Vereinigte Bühnen Wien müssen sparen

Fünf Millionen Euro sind es insgesamt - Geschäftsführer Franz Patay verringert Sach- und Personalkosten und rechnet mit Mehreinnahmen.
Christoph Schütz
Donnerstag, 26. März 2026
Verfasst vor 2 Tagen von Christoph Schütz

Das Musical Maria Theresia spielt noch immer vor fast ausverkauftem Haus und die Vereinigten Bühnen Wien (VBW) freuen sich über ein erfolgreiches Musical-Jahr 2025. Allerdings sind sie von den Sparmaßnahmen der Stadt besonders stark betroffen. Für die künftige Arbeit gibt es fünf Millionen Euro weniger als im Vorjahr - die muss Geschäftsführer Franz Patay heuer einsparen.

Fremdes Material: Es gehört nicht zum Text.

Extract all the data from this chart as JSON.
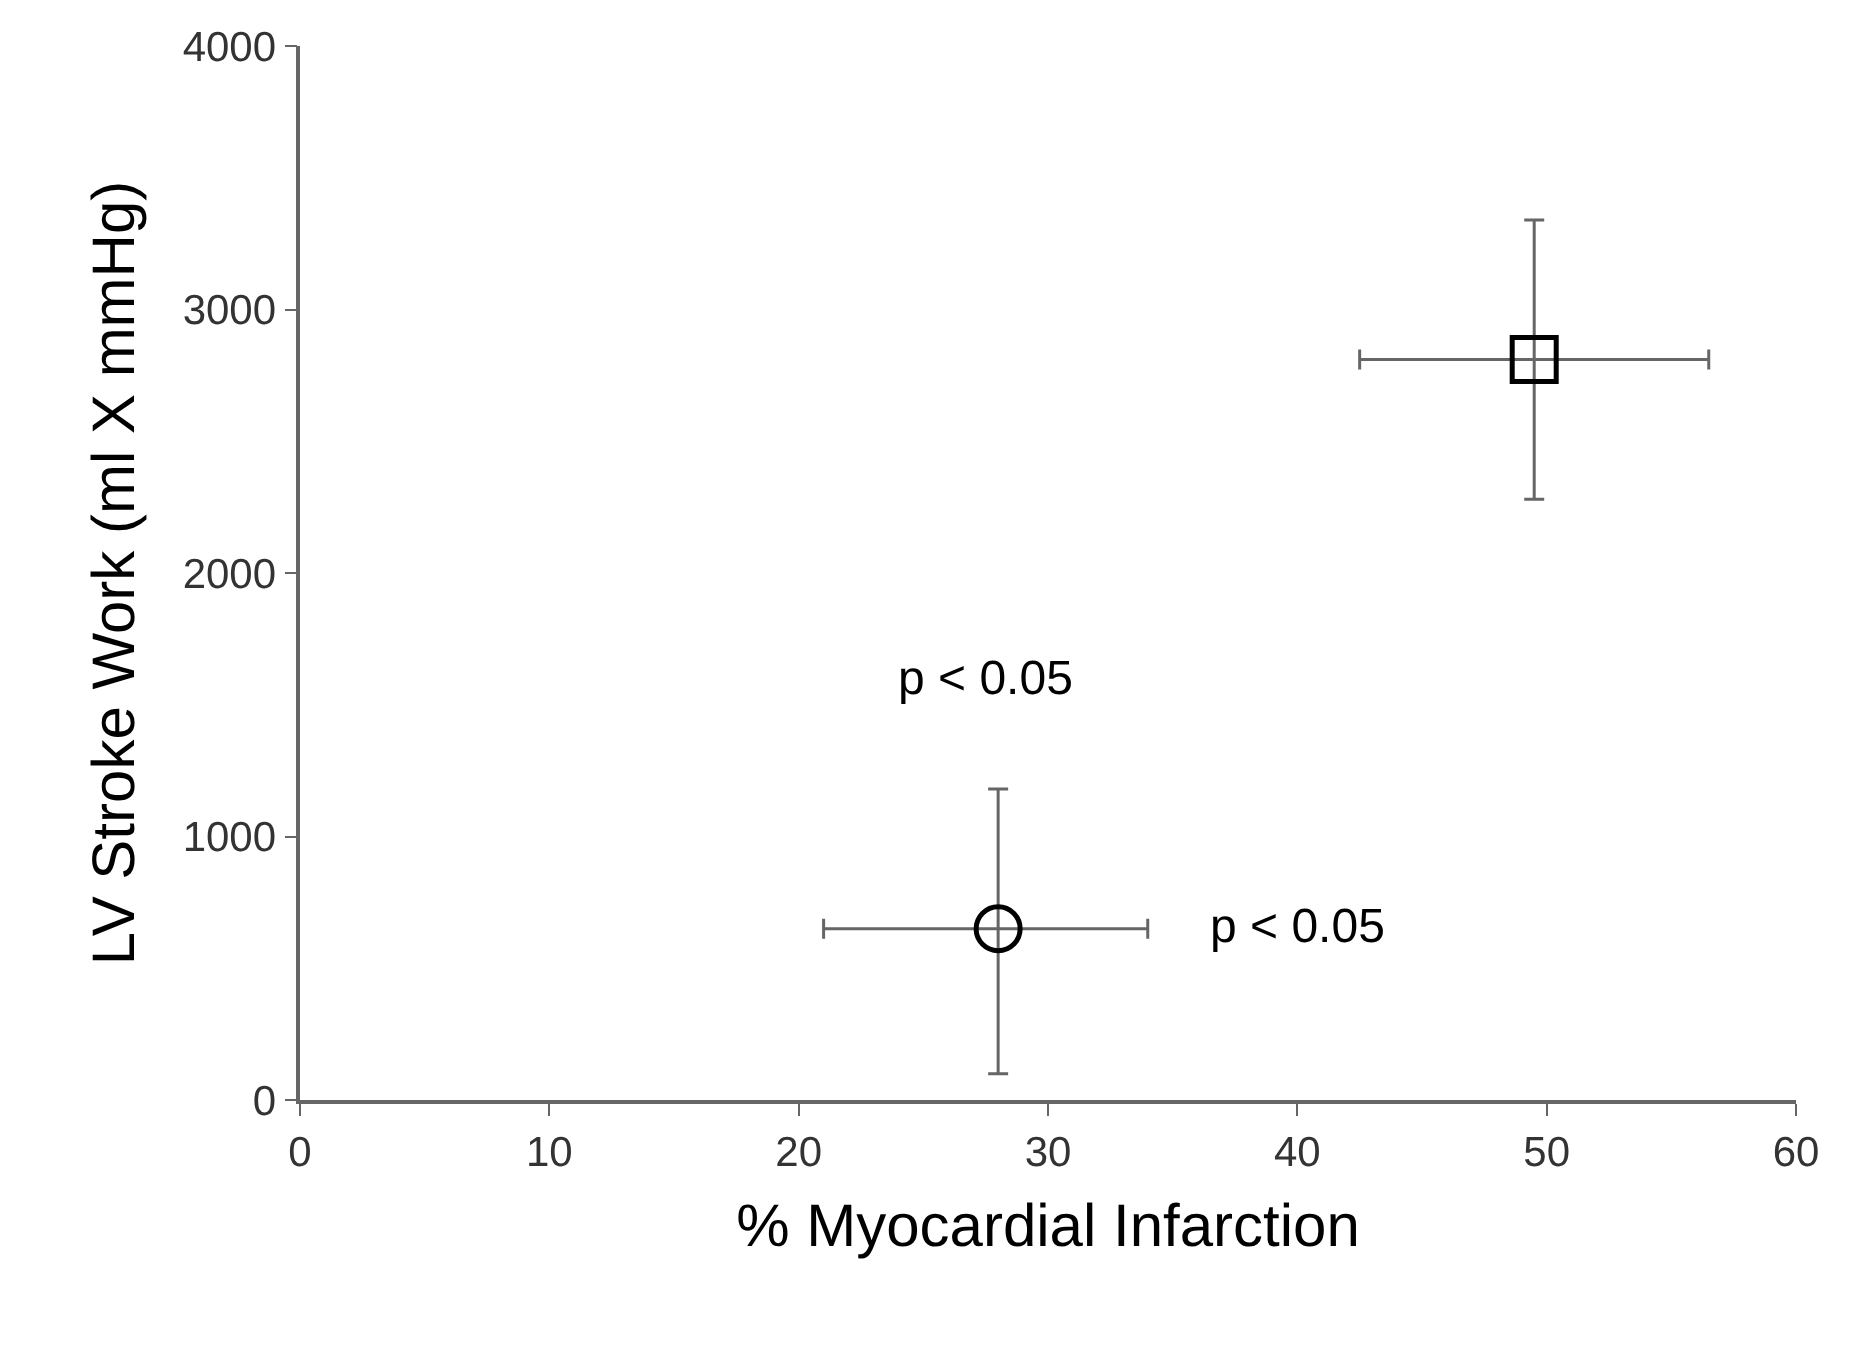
{
  "chart_data": {
    "type": "scatter",
    "xlabel": "% Myocardial Infarction",
    "ylabel": "LV Stroke Work (ml X mmHg)",
    "series": [
      {
        "x": [
          49.5
        ],
        "values": [
          2810
        ],
        "color": "#000000",
        "marker": "square",
        "errors": [
          530
        ],
        "xerrors": [
          7
        ]
      },
      {
        "x": [
          28
        ],
        "values": [
          650
        ],
        "color": "#000000",
        "marker": "circle",
        "errors": [
          [
            100,
            1180
          ]
        ],
        "xerrors": [
          [
            21,
            34
          ]
        ]
      }
    ],
    "annotations": [
      "p < 0.05",
      "p < 0.05"
    ],
    "xlim": [
      0,
      60
    ],
    "xticks": [
      0,
      10,
      20,
      30,
      40,
      50,
      60
    ],
    "ylim": [
      0,
      4000
    ],
    "yticks": [
      0,
      1000,
      2000,
      3000,
      4000
    ],
    "tick_labels": "xy"
  }
}
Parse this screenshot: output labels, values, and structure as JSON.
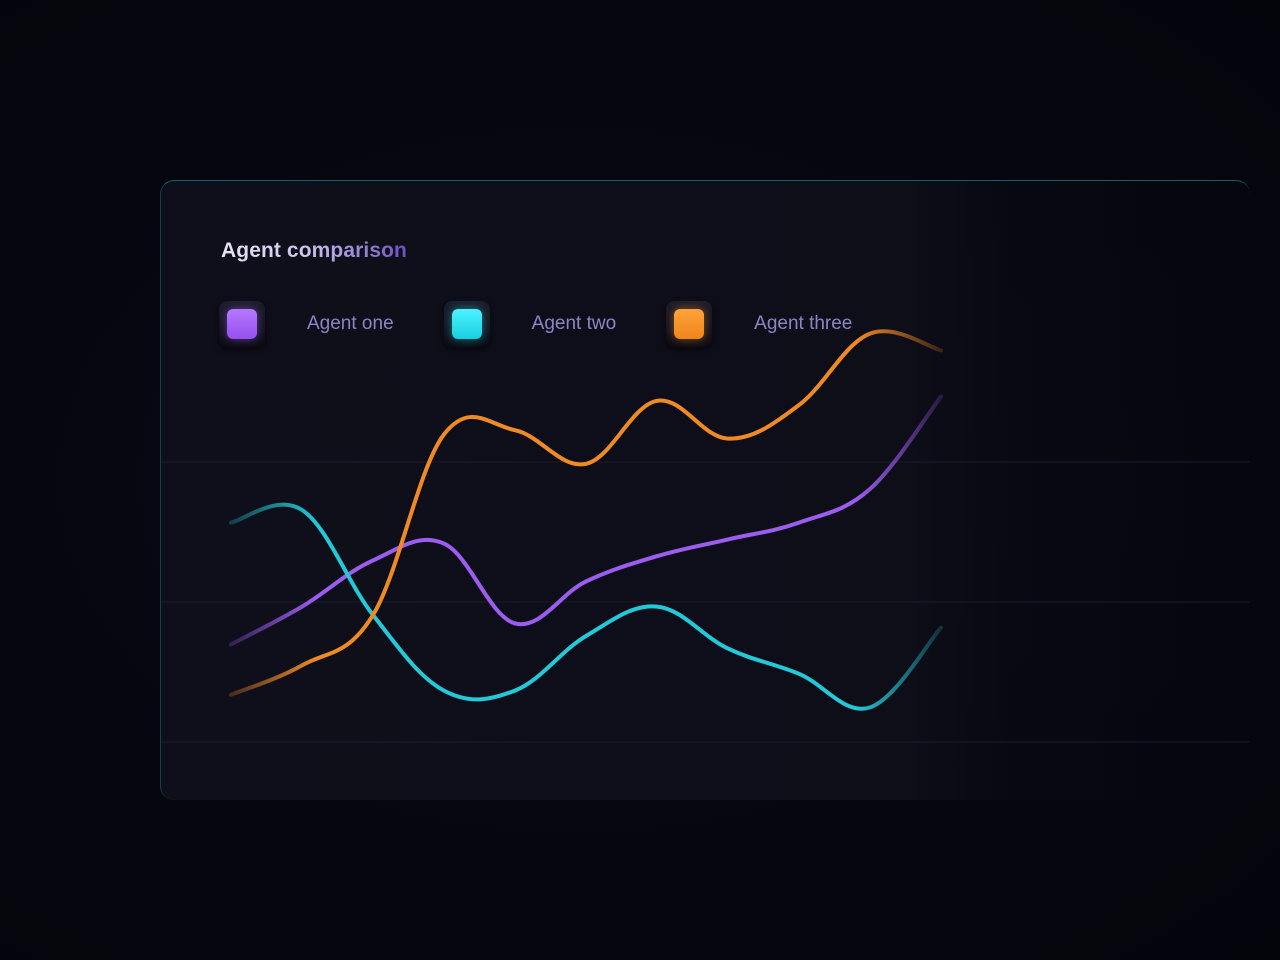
{
  "card": {
    "title": "Agent comparison"
  },
  "legend": [
    {
      "label": "Agent one",
      "color": "#9d5cf0"
    },
    {
      "label": "Agent two",
      "color": "#22c9d6"
    },
    {
      "label": "Agent three",
      "color": "#f08a24"
    }
  ],
  "chart_data": {
    "type": "line",
    "title": "Agent comparison",
    "xlabel": "",
    "ylabel": "",
    "grid": true,
    "legend_position": "top-left",
    "x": [
      0,
      1,
      2,
      3,
      4,
      5,
      6,
      7,
      8,
      9,
      10
    ],
    "ylim": [
      0,
      100
    ],
    "series": [
      {
        "name": "Agent one",
        "color": "#9d5cf0",
        "values": [
          23,
          32,
          43,
          47,
          28,
          38,
          44,
          48,
          52,
          60,
          82
        ]
      },
      {
        "name": "Agent two",
        "color": "#22c9d6",
        "values": [
          52,
          55,
          30,
          12,
          12,
          25,
          32,
          22,
          16,
          8,
          27
        ]
      },
      {
        "name": "Agent three",
        "color": "#f08a24",
        "values": [
          11,
          18,
          30,
          73,
          74,
          66,
          81,
          72,
          80,
          97,
          93
        ]
      }
    ]
  }
}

Zwei Millionen kürzen die VBW beim Personal ein - insgesamt 20 Mitarbeiter*innen haben ihr Dienstverhältnis einvernehmlich gelöst - weitere zwei Millionen bei den Sachkosten, wie etwa gemieteten Lagerhallen oder Fremdpersonal. Darüber hinaus wird die Kammeroper ab kommender Saison stillgelegt. Wie lange ihre Pause dauern wird, bleibt derzeit offen.

Doch es gibt auch Erfreuliches in Zeiten des Sparens: Im Herbst kommt die neue Musicalproduktion „Die Schöne und das Biest“ und die VBW haben dafür bereits 40.000 Tickets verkauft. Darüber hinaus erwartet Patay im Jahr 2026 Mehreinnahmen in Höhe von zwei Millionen Euro, dank erfolgreicher Musical-Produktionen.